One Response to “Twin Peaks: Episode Nine Review”

  1. Chip said

    I just stumbled across your great reviews; thanks for them. I think you’re missing the point with the character of James. The major writers (Lynch, Frost, Peyton, et al.) seemingly delighted in making him the weakest-willed character on the show. One of the show’s many (intentional) ironies is that the supposed James Dean-like character is regularly abused and taken for granted by the many women to whom he’s attracted. When he keeps declaring love for women (going from one to another with little-to-no reason) when it’s clearly nothing more than lust and when they’re clearly using him, he really comes across as pathetic.

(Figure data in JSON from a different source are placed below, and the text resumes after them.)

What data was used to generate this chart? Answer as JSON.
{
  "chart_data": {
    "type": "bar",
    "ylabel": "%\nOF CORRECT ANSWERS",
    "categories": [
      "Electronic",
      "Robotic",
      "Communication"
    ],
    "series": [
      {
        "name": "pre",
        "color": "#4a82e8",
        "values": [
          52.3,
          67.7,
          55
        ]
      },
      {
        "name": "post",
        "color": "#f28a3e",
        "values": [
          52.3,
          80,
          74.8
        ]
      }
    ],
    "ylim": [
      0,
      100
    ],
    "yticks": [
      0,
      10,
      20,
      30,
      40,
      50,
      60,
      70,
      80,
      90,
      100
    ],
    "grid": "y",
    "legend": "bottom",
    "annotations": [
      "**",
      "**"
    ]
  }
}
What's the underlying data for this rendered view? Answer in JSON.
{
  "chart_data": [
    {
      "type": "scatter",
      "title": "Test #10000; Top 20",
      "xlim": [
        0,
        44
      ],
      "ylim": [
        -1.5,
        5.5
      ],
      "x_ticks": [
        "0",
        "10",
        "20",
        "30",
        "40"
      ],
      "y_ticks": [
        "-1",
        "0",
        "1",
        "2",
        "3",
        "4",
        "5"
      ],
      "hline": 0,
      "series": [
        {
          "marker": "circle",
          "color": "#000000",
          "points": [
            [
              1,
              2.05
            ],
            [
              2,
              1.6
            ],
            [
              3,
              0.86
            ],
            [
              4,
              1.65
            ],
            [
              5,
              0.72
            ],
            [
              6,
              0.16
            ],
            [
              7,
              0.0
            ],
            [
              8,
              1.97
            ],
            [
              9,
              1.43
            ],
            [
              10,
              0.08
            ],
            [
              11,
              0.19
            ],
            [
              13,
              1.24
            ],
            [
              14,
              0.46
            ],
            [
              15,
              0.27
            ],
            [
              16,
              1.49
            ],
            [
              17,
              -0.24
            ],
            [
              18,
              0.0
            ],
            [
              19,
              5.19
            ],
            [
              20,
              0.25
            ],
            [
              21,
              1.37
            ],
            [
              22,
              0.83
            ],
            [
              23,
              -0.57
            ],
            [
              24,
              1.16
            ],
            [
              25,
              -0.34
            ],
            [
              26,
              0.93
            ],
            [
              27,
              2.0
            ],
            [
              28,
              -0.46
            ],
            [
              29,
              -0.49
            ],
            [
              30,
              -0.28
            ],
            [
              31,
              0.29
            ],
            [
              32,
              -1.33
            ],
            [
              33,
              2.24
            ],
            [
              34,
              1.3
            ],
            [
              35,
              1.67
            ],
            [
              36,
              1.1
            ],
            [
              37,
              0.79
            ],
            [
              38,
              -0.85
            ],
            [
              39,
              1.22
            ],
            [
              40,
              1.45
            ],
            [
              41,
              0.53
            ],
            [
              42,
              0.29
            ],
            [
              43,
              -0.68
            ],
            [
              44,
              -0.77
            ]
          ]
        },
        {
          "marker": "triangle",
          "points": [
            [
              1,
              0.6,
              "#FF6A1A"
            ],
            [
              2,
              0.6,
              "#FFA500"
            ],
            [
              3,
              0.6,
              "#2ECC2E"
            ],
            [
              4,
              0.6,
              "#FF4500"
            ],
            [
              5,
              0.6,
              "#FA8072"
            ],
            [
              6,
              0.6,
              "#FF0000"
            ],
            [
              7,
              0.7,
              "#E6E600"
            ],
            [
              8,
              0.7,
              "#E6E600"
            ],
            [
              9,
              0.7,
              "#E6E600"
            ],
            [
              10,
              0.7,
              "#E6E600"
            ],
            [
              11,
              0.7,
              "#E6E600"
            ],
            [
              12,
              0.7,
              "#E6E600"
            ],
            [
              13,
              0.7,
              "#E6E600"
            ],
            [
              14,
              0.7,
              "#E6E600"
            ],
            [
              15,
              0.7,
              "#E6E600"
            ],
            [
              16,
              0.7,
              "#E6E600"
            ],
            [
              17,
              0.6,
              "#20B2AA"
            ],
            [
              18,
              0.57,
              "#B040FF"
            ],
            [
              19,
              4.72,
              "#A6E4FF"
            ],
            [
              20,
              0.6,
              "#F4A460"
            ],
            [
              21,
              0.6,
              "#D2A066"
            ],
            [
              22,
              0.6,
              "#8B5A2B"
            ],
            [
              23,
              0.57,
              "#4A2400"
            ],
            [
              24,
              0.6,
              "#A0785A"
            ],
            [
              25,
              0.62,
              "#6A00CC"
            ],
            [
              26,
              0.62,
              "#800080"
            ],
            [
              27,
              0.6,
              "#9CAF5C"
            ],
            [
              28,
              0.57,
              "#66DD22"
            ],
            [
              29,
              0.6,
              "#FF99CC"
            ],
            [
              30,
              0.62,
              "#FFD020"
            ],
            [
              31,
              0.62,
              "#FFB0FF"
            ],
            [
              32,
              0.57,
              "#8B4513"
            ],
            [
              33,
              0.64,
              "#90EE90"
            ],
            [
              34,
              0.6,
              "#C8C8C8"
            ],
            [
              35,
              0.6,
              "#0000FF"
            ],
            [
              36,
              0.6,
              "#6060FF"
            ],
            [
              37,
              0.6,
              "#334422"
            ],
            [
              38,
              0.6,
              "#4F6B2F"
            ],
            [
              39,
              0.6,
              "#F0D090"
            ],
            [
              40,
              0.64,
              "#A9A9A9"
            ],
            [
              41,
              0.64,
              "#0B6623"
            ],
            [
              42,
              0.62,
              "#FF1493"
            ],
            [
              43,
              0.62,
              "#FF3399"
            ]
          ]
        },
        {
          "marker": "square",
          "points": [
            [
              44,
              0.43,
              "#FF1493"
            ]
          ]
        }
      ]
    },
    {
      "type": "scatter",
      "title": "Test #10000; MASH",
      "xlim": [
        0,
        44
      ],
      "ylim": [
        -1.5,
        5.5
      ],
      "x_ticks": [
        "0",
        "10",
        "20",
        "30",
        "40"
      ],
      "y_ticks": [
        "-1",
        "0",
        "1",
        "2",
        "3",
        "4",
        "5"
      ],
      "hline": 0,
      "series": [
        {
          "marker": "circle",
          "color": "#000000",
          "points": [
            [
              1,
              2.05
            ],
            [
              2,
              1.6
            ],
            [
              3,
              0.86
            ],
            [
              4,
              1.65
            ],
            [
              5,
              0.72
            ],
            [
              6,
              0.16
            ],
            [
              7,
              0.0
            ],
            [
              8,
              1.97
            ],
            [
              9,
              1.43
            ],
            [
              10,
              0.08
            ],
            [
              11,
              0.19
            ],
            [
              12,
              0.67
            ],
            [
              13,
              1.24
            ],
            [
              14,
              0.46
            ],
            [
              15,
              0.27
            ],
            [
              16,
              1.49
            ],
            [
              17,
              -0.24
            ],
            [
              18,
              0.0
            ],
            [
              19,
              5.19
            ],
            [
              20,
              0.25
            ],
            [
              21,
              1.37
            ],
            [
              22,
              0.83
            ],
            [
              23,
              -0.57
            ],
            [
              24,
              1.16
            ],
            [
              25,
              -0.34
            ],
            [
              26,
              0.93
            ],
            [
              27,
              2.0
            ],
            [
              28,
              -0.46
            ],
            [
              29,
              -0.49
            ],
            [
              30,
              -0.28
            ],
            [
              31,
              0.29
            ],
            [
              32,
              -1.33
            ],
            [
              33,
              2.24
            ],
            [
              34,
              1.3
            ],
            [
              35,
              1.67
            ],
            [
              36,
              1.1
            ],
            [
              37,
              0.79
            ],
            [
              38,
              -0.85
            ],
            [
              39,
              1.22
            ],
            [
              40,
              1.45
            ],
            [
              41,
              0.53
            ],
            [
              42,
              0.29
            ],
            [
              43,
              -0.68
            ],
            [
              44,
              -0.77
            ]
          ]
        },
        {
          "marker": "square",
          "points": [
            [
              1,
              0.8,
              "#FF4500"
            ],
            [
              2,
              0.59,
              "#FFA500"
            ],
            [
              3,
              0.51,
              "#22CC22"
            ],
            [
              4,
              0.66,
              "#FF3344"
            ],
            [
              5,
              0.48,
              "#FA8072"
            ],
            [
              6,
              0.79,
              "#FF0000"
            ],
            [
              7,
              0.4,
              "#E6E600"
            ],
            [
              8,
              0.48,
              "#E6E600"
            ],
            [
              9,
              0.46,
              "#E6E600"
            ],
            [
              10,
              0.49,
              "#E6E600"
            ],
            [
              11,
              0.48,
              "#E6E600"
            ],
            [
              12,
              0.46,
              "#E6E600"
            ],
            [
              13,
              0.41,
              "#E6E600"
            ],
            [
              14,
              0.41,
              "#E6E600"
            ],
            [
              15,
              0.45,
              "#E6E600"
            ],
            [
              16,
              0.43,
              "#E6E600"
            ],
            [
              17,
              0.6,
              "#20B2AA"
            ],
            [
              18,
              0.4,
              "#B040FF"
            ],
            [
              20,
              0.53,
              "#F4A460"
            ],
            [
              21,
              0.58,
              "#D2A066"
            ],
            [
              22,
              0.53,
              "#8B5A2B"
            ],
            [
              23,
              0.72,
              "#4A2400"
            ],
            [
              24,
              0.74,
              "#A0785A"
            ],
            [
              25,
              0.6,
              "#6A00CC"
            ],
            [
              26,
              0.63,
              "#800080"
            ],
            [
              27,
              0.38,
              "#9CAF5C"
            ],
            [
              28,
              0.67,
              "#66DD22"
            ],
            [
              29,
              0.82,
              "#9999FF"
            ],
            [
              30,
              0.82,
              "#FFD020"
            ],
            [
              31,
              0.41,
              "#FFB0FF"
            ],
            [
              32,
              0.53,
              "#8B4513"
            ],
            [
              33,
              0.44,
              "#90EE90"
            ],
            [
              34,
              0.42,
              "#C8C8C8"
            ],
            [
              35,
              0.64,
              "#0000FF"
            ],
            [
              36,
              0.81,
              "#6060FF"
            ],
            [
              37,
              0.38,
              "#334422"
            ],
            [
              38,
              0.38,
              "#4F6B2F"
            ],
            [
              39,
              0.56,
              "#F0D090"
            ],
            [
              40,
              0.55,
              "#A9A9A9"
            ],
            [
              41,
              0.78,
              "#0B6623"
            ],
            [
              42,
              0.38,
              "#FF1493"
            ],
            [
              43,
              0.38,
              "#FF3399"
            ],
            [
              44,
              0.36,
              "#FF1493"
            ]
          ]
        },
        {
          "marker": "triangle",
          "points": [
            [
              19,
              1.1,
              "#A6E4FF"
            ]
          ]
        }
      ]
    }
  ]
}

    There’s one caveat. Despite the female characters’ (sometimes admiring, sometimes mocking) description of him as “innocent,” we also see a dark side of the character, at least when he coldly, harshly slaps Laura in FWWM. Weak-willed characters often have very angry and/or fear-driven sides, and, although this was not the case with James, they are easy prey for “Bob.”

    And yes, the recording session is hideous.